Analytical limitations also warrant consideration. Funnel plots and Egger’s tests are underpowered in subgroups with few datasets, and absence of bias should be interpreted cautiously. While multivariate analyses adjusted for age, stage, and grade, unmeasured factors such as mutation status (e.g., STAT5BN642H, TP53), treatment regimens, and molecular subtype could not be controlled. Interaction analyses were not feasible with the available data but remain an important area for future research.
5.1. Future Directions
Future research should integrate STAT5B expression with mutational profiling (e.g., STAT5BN642H, TP53) to better distinguish oncogenic from tumor-suppressive contexts, while also validating findings at the protein level, including phosphorylation status, to clarify its prognostic significance.

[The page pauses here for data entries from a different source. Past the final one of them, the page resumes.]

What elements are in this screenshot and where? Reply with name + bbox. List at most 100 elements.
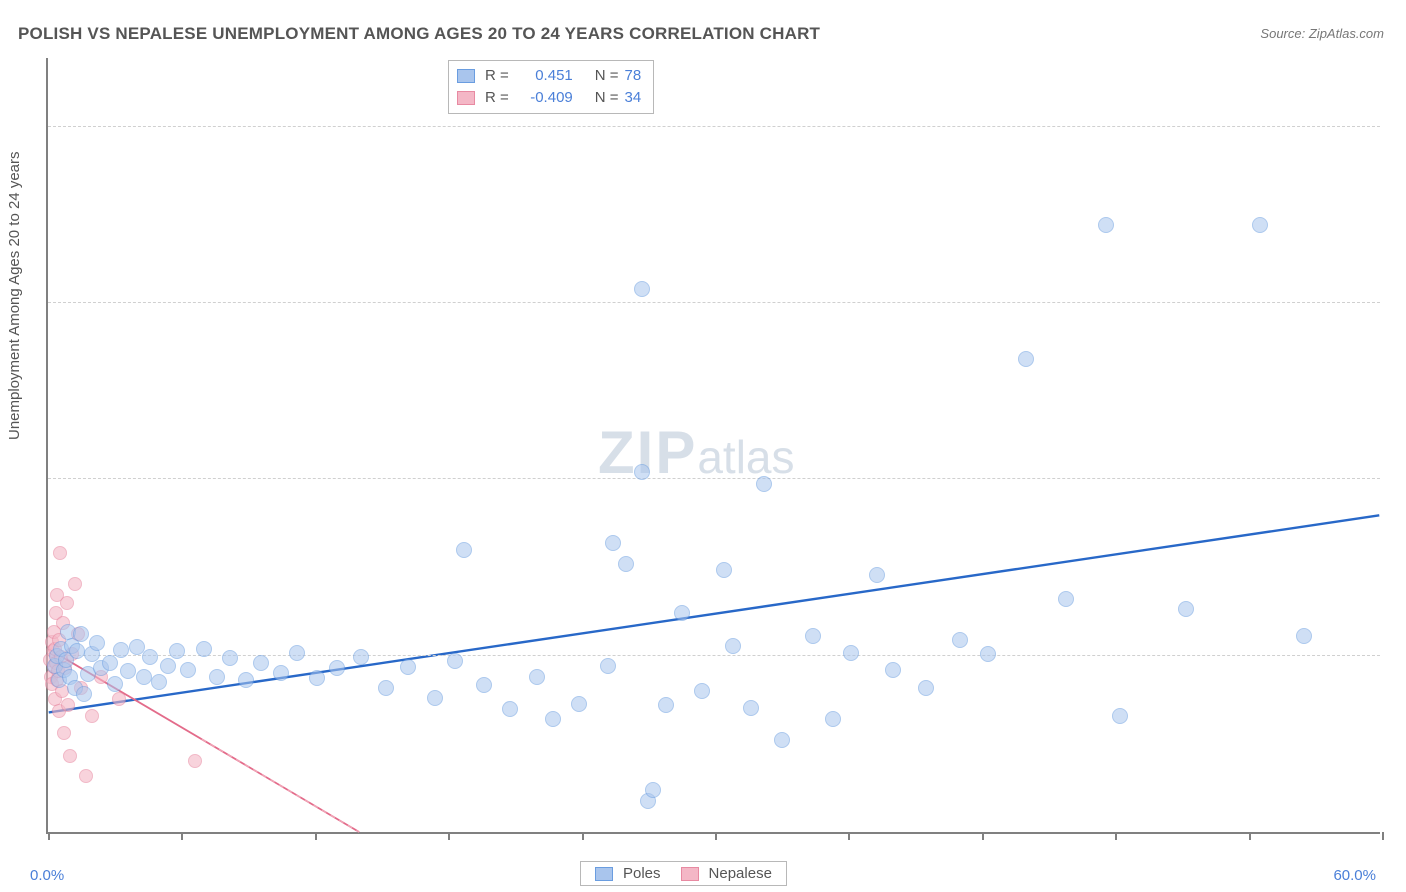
- scatter-point: [502, 701, 518, 717]
- scatter-point: [136, 669, 152, 685]
- r-label: R =: [485, 87, 509, 109]
- n-label: N =: [595, 65, 619, 87]
- x-tick: [1249, 832, 1251, 840]
- scatter-point: [571, 696, 587, 712]
- scatter-point: [107, 676, 123, 692]
- x-tick: [315, 832, 317, 840]
- scatter-point: [885, 662, 901, 678]
- scatter-point: [427, 690, 443, 706]
- r-value: -0.409: [515, 87, 573, 109]
- scatter-point: [600, 658, 616, 674]
- scatter-point: [694, 683, 710, 699]
- scatter-point: [1178, 601, 1194, 617]
- scatter-point: [658, 697, 674, 713]
- scatter-point: [142, 649, 158, 665]
- scatter-point: [69, 643, 85, 659]
- scatter-point: [918, 680, 934, 696]
- source-attribution: Source: ZipAtlas.com: [1260, 26, 1384, 41]
- scatter-point: [869, 567, 885, 583]
- scatter-point: [756, 476, 772, 492]
- scatter-point: [76, 686, 92, 702]
- scatter-point: [805, 628, 821, 644]
- gridline-h: [48, 478, 1380, 479]
- scatter-point: [634, 281, 650, 297]
- scatter-point: [545, 711, 561, 727]
- x-tick: [848, 832, 850, 840]
- scatter-point: [843, 645, 859, 661]
- scatter-point: [209, 669, 225, 685]
- scatter-point: [1296, 628, 1312, 644]
- r-label: R =: [485, 65, 509, 87]
- y-axis-label: Unemployment Among Ages 20 to 24 years: [6, 151, 23, 440]
- scatter-point: [725, 638, 741, 654]
- scatter-point: [169, 643, 185, 659]
- scatter-point: [289, 645, 305, 661]
- scatter-point: [113, 642, 129, 658]
- scatter-point: [1098, 217, 1114, 233]
- correlation-stats-box: R = 0.451 N = 78 R = -0.409 N = 34: [448, 60, 654, 114]
- legend-swatch: [595, 867, 613, 881]
- scatter-point: [160, 658, 176, 674]
- gridline-h: [48, 126, 1380, 127]
- scatter-point: [1112, 708, 1128, 724]
- scatter-point: [60, 596, 74, 610]
- scatter-point: [273, 665, 289, 681]
- scatter-point: [53, 546, 67, 560]
- stats-row: R = -0.409 N = 34: [457, 87, 641, 109]
- x-tick: [1115, 832, 1117, 840]
- scatter-point: [89, 635, 105, 651]
- scatter-point: [674, 605, 690, 621]
- scatter-point: [222, 650, 238, 666]
- scatter-point: [120, 663, 136, 679]
- y-tick-label: 37.5%: [1392, 276, 1406, 294]
- scatter-point: [716, 562, 732, 578]
- x-axis-origin-label: 0.0%: [30, 867, 64, 884]
- x-tick: [582, 832, 584, 840]
- gridline-h: [48, 302, 1380, 303]
- scatter-point: [112, 692, 126, 706]
- n-value: 78: [625, 65, 642, 87]
- scatter-point: [309, 670, 325, 686]
- scatter-point: [68, 577, 82, 591]
- legend-swatch: [681, 867, 699, 881]
- trend-line: [202, 739, 359, 832]
- scatter-point: [456, 542, 472, 558]
- n-value: 34: [625, 87, 642, 109]
- scatter-point: [825, 711, 841, 727]
- scatter-point: [61, 698, 75, 712]
- scatter-point: [63, 749, 77, 763]
- scatter-point: [1252, 217, 1268, 233]
- legend-item: Nepalese: [681, 865, 772, 882]
- scatter-point: [476, 677, 492, 693]
- scatter-point: [774, 732, 790, 748]
- gridline-h: [48, 655, 1380, 656]
- scatter-point: [634, 464, 650, 480]
- scatter-point: [329, 660, 345, 676]
- n-label: N =: [595, 87, 619, 109]
- scatter-point: [618, 556, 634, 572]
- trend-lines: [48, 58, 1380, 832]
- scatter-point: [952, 632, 968, 648]
- stats-swatch: [457, 69, 475, 83]
- scatter-point: [180, 662, 196, 678]
- chart-title: POLISH VS NEPALESE UNEMPLOYMENT AMONG AG…: [18, 24, 820, 44]
- r-value: 0.451: [515, 65, 573, 87]
- scatter-point: [1058, 591, 1074, 607]
- y-tick-label: 12.5%: [1392, 629, 1406, 647]
- scatter-point: [529, 669, 545, 685]
- legend-item: Poles: [595, 865, 661, 882]
- x-tick: [1382, 832, 1384, 840]
- scatter-point: [400, 659, 416, 675]
- x-axis-max-label: 60.0%: [1333, 867, 1376, 884]
- scatter-point: [102, 655, 118, 671]
- scatter-point: [743, 700, 759, 716]
- scatter-point: [57, 726, 71, 740]
- legend-label: Nepalese: [709, 865, 772, 882]
- scatter-point: [447, 653, 463, 669]
- scatter-point: [196, 641, 212, 657]
- y-tick-label: 50.0%: [1392, 100, 1406, 118]
- y-tick-label: 25.0%: [1392, 452, 1406, 470]
- chart-plot-area: ZIPatlas R =0.451N = 78R =-0.409N = 34 1…: [46, 58, 1380, 834]
- scatter-point: [73, 626, 89, 642]
- stats-row: R = 0.451 N = 78: [457, 65, 641, 87]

Functional studies such as ChIP-seq and cofactor interaction assays will be essential to test the hypothesis that unphosphorylated STAT5B contributes to heterochromatin stability. In parallel, direct comparative analyses of STAT5A and STAT5B within the same tumor types are needed to disentangle their overlapping and divergent functions, ultimately enabling the development of isoform-specific diagnostic tools and therapeutic strategies.
5.2. Concluding Remarks
This comprehensive analysis identifies STAT5B as a multifaceted regulator of cancer biology, with predominantly tumor-suppressive characteristics across epithelial cancers and protective associations in lymphomas, but oncogenic potential in specific hematologic contexts. The findings expand understanding of STAT5B beyond its established role in leukemias, highlighting a broader tumor-suppressive function. The striking divergence between STAT5A and STAT5B underscores the necessity of isoform-specific analyses in both research and clinical applications. Together, these insights provide a framework for future mechanistic and translational studies and suggest that STAT5B may represent both a biomarker and a therapeutic target in precision oncology.